I know all too well the stories we white people tell. I remember once, going through family papers with my mother, and coming across one of the plantation’s slave ledgers. She leafed through it and finally said, “Well, they bought them shoes once a year, so they must have been good slave owners.” But, as I told my mother that day, the words “good” and “slave owner” are mutually exclusive. The simple act of “owning” another human being taints every other part of your life – in part because it is an absolute wrong, and in part because you must lie to yourself to make it acceptable. This “Gone With the Wind” version of life in the old South – relying on the silencing of some words and the assertion of others – is the story we whites have told ourselves and the world over and over again until we believe, against all common sense and human decency, that it’s true.

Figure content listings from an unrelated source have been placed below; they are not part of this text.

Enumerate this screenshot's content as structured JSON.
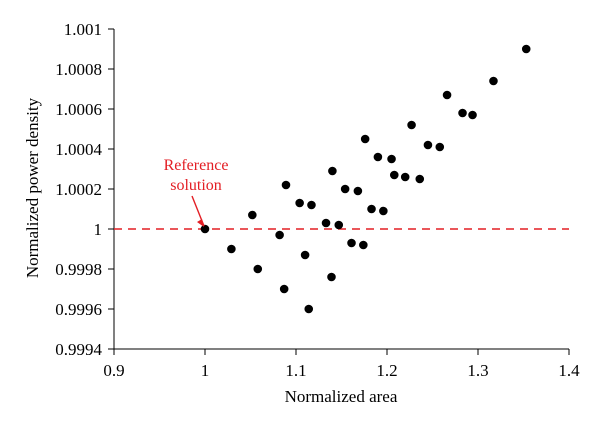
{
  "chart_data": {
    "type": "scatter",
    "xlabel": "Normalized area",
    "ylabel": "Normalized power density",
    "xlim": [
      0.9,
      1.4
    ],
    "ylim": [
      0.9994,
      1.001
    ],
    "x_ticks": [
      0.9,
      1,
      1.1,
      1.2,
      1.3,
      1.4
    ],
    "x_tick_labels": [
      "0.9",
      "1",
      "1.1",
      "1.2",
      "1.3",
      "1.4"
    ],
    "y_ticks": [
      0.9994,
      0.9996,
      0.9998,
      1,
      1.0002,
      1.0004,
      1.0006,
      1.0008,
      1.001
    ],
    "y_tick_labels": [
      "0.9994",
      "0.9996",
      "0.9998",
      "1",
      "1.0002",
      "1.0004",
      "1.0006",
      "1.0008",
      "1.001"
    ],
    "marker_color": "#000000",
    "reference_line": {
      "y": 1,
      "color": "#e31e24",
      "style": "dashed"
    },
    "annotation": {
      "lines": [
        "Reference",
        "solution"
      ],
      "points_to": [
        1,
        1
      ],
      "color": "#e31e24"
    },
    "points": [
      [
        1.0,
        1.0
      ],
      [
        1.029,
        0.9999
      ],
      [
        1.052,
        1.00007
      ],
      [
        1.058,
        0.9998
      ],
      [
        1.082,
        0.99997
      ],
      [
        1.087,
        0.9997
      ],
      [
        1.089,
        1.00022
      ],
      [
        1.104,
        1.00013
      ],
      [
        1.11,
        0.99987
      ],
      [
        1.114,
        0.9996
      ],
      [
        1.117,
        1.00012
      ],
      [
        1.133,
        1.00003
      ],
      [
        1.139,
        0.99976
      ],
      [
        1.14,
        1.00029
      ],
      [
        1.147,
        1.00002
      ],
      [
        1.154,
        1.0002
      ],
      [
        1.161,
        0.99993
      ],
      [
        1.168,
        1.00019
      ],
      [
        1.174,
        0.99992
      ],
      [
        1.176,
        1.00045
      ],
      [
        1.183,
        1.0001
      ],
      [
        1.19,
        1.00036
      ],
      [
        1.196,
        1.00009
      ],
      [
        1.205,
        1.00035
      ],
      [
        1.208,
        1.00027
      ],
      [
        1.22,
        1.00026
      ],
      [
        1.227,
        1.00052
      ],
      [
        1.236,
        1.00025
      ],
      [
        1.245,
        1.00042
      ],
      [
        1.258,
        1.00041
      ],
      [
        1.266,
        1.00067
      ],
      [
        1.283,
        1.00058
      ],
      [
        1.294,
        1.00057
      ],
      [
        1.317,
        1.00074
      ],
      [
        1.353,
        1.0009
      ]
    ]
  }
}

But, of course, the dissenting voices were not entirely silenced. Those who cannot speak subversion can, for instance, sing it. Using the codes of white culture as camouflage, the slaves sang of resistance and escape: “Tell ol’ Pharoah To let my people go!” or “Mary and Martha’s just gone along/Way over Jordan, Lord/ To ring those chiming bells.”
This project began as a fairly simple wish to tell the true story of my great great grandfather Will Thomas, the adopted son of a brilliant Cherokee chief – not just the heroism but the sex (and sex diaries!), the illegitimate children, the insanity, and all the other uncomfortable parts my family tried to suppress. But projects take on a life of their own, and this book will be not only about my great-great grandfather, Will Thomas, and his astonishingly complicated life. It will also be about the constructs we white people have made – about blackness, Indian-ness, whiteness, about manifest destiny and American exceptionalism – to justify the doing of whatever we wanted to do.
It’s important to remember that the myths we whites have spun cover up not only the truth about black lives and Indian lives, but also the truth about our own lives. Growing up, when one of us kids would mention some unsavory fact about a family member – their alcoholism or suicide – my grandmother would say, “We don’t talk about that.” So we didn’t. And as in my family, in every shadowed corner of every “gracious” Southern plantation’s history, there are suppressed stories. In my own family there is the baby daughter – of a slave woman raped and impregnated by the son of the house – given as a gift to her own white cousin, or the husband’s white mistress on the other side of town, to name only a few. These are all things those Southern belles, my great grandmothers, knew about, hid away, and never spoke of. There is a cost to those lies too – to the one who lives that lie, and to the ones lied to and lied about.
Looking at my mother’s bell now – its gold mouth resting silent against the polished wood of the table that once stood in the plantation house – I think about all the different bells: this small table bell that holds within it generations of stopped voices, black and white; the Southern belles, my grandmothers, who once held and used it; and the church bells that called people to gather, to sing out dissent, that rang out Judgment Day and a world where slavery would be undone.
With this book project and this blog, we hope to add our voices to the rising chorus of dissenting voices, to help ring not the bells of command and fear, but those better bells, the “chiming bells” that invite us to come together and sing out loud and clear.